Entre uma estação e outra, leva-se 1,6 minuto. Numa sexta-feira, hora do rush, atravessamos a cidade de norte a sul em 1 hora e 10 minutos. Os ônibus são silenciosos e menos poluentes - 40 mil toneladas de gases efeito estufa a menos por ano. Mas também só circulam na capital. A rota leste-oeste está sendo construída e a integração com outros meios de transporte só ocorre em poucas estações. As lotações custam R$ 0,38 na capital e até R$ 0,77 na região metropolitana, o metrô sai por R$ 0,30 e o Metrobus, por R$ 0,77.

"Contra o transporte público, temos ainda uma cultura perversa do carro como sinônimo de status social.

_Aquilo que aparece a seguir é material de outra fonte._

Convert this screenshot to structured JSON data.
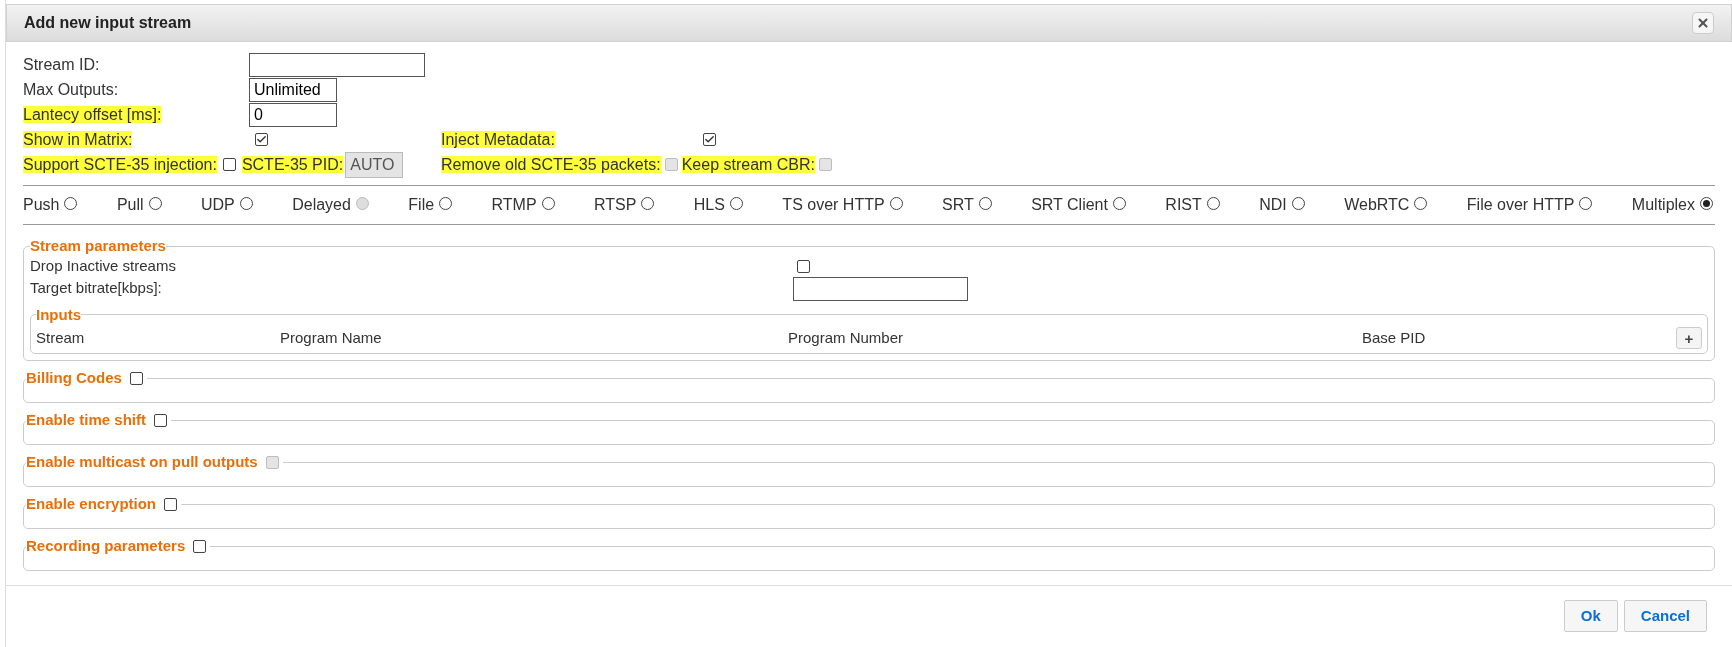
{
  "dialog": {
    "title": "Add new input stream"
  },
  "settings": [
    {
      "kind": "pair",
      "left": [
        {
          "kind": "label",
          "text": "Stream ID:",
          "highlighted": false
        },
        {
          "kind": "wide_text"
        }
      ]
    },
    {
      "kind": "pair",
      "left": [
        {
          "kind": "label",
          "text": "Max Outputs:",
          "highlighted": false
        },
        {
          "kind": "text",
          "value": "Unlimited"
        }
      ]
    },
    {
      "kind": "pair",
      "left": [
        {
          "kind": "label",
          "text": "Lantecy offset [ms]:",
          "highlighted": true
        },
        {
          "kind": "text",
          "value": "0"
        }
      ]
    },
    {
      "kind": "pair",
      "left": [
        {
          "kind": "label",
          "text": "Show in Matrix:",
          "highlighted": true
        },
        {
          "kind": "checkbox",
          "checked": true,
          "disabled": false
        }
      ],
      "right": [
        {
          "kind": "label",
          "text": "Inject Metadata:",
          "highlighted": true
        },
        {
          "kind": "checkbox",
          "checked": true,
          "disabled": false
        }
      ]
    },
    {
      "kind": "inline",
      "left": [
        {
          "kind": "label",
          "text": "Support SCTE-35 injection:",
          "highlighted": true
        },
        {
          "kind": "checkbox",
          "checked": false,
          "disabled": false
        },
        {
          "kind": "label",
          "text": "SCTE-35 PID:",
          "highlighted": true
        },
        {
          "kind": "disabled_text",
          "value": "AUTO"
        }
      ],
      "right": [
        {
          "kind": "label",
          "text": "Remove old SCTE-35 packets:",
          "highlighted": true
        },
        {
          "kind": "checkbox",
          "checked": false,
          "disabled": true
        },
        {
          "kind": "label",
          "text": "Keep stream CBR:",
          "highlighted": true
        },
        {
          "kind": "checkbox",
          "checked": false,
          "disabled": true
        }
      ]
    }
  ],
  "stream_types": [
    {
      "label": "Push",
      "selected": false,
      "disabled": false
    },
    {
      "label": "Pull",
      "selected": false,
      "disabled": false
    },
    {
      "label": "UDP",
      "selected": false,
      "disabled": false
    },
    {
      "label": "Delayed",
      "selected": false,
      "disabled": true
    },
    {
      "label": "File",
      "selected": false,
      "disabled": false
    },
    {
      "label": "RTMP",
      "selected": false,
      "disabled": false
    },
    {
      "label": "RTSP",
      "selected": false,
      "disabled": false
    },
    {
      "label": "HLS",
      "selected": false,
      "disabled": false
    },
    {
      "label": "TS over HTTP",
      "selected": false,
      "disabled": false
    },
    {
      "label": "SRT",
      "selected": false,
      "disabled": false
    },
    {
      "label": "SRT Client",
      "selected": false,
      "disabled": false
    },
    {
      "label": "RIST",
      "selected": false,
      "disabled": false
    },
    {
      "label": "NDI",
      "selected": false,
      "disabled": false
    },
    {
      "label": "WebRTC",
      "selected": false,
      "disabled": false
    },
    {
      "label": "File over HTTP",
      "selected": false,
      "disabled": false
    },
    {
      "label": "Multiplex",
      "selected": true,
      "disabled": false
    }
  ],
  "stream_parameters": {
    "title": "Stream parameters",
    "drop_inactive": {
      "label": "Drop Inactive streams",
      "checked": false
    },
    "target_bitrate": {
      "label": "Target bitrate[kbps]:"
    },
    "inputs": {
      "title": "Inputs",
      "columns": [
        "Stream",
        "Program Name",
        "Program Number",
        "Base PID"
      ],
      "add_button": "+"
    }
  },
  "sections": [
    {
      "title": "Billing Codes",
      "checked": false,
      "disabled": false
    },
    {
      "title": "Enable time shift",
      "checked": false,
      "disabled": false
    },
    {
      "title": "Enable multicast on pull outputs",
      "checked": false,
      "disabled": true
    },
    {
      "title": "Enable encryption",
      "checked": false,
      "disabled": false
    },
    {
      "title": "Recording parameters",
      "checked": false,
      "disabled": false
    }
  ],
  "buttons": [
    "Ok",
    "Cancel"
  ]
}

E uma indústria automobilística que explodiu com o boom do petróleo, nos anos 1980, e com o Nafta (Tratado Norte-Americano de Livre Comércio) na década de 1990", diz a demógrafa Clara Salazar Cruz, do centro de estudos El Colégio de México. Em porcentagem, a taxa de crescimento anual da frota foi quase quatro vezes maior do que a da população no período mencionado por Clara.

Para suportar o fluxo, a cidade está construindo o terceiro anel viário. Mesmo com o rodízio que proíbe a circulação de 20% da frota um dia por semana, o primeiro anel ficou tão saturado que o governo construiu um segundo andar, espécie de Minhocão, nos trechos intransitáveis. Um quarto anel está previsto para circular as três maiores e vizinhas regiões metropolitanas do país: a do Distrito Federal, de Toluca e Cuernavaca (seria o mesmo que fazer um Rodoanel englobando São Paulo, Campinas e Baixada Santista).

O governo tenta atrair a população de volta ao centro, que ficou caro e perdeu 1 milhão de pessoas na última década. Mas a iniciativa privada investe em novos e distantes bairros, como Santa Fé, metro quadrado mais caro da metrópole - R$ 3,1 mil. Onde era um antigo lixão, subiram 400 torres, sinal do adensamento da cidade que já esbarra nos pés da cordilheira. Como ainda não há transporte público, as empresas têm de fretar ônibus para seus funcionários. Quem pode vai de carro. Os veículos particulares respondem por 20% das viagens na região metropolitana, que tem 80% do território ocupado pela malha viária, e provocam 95% da poluição na atmosfera - agravada pela falta de chuvas na já árida Cidade do México.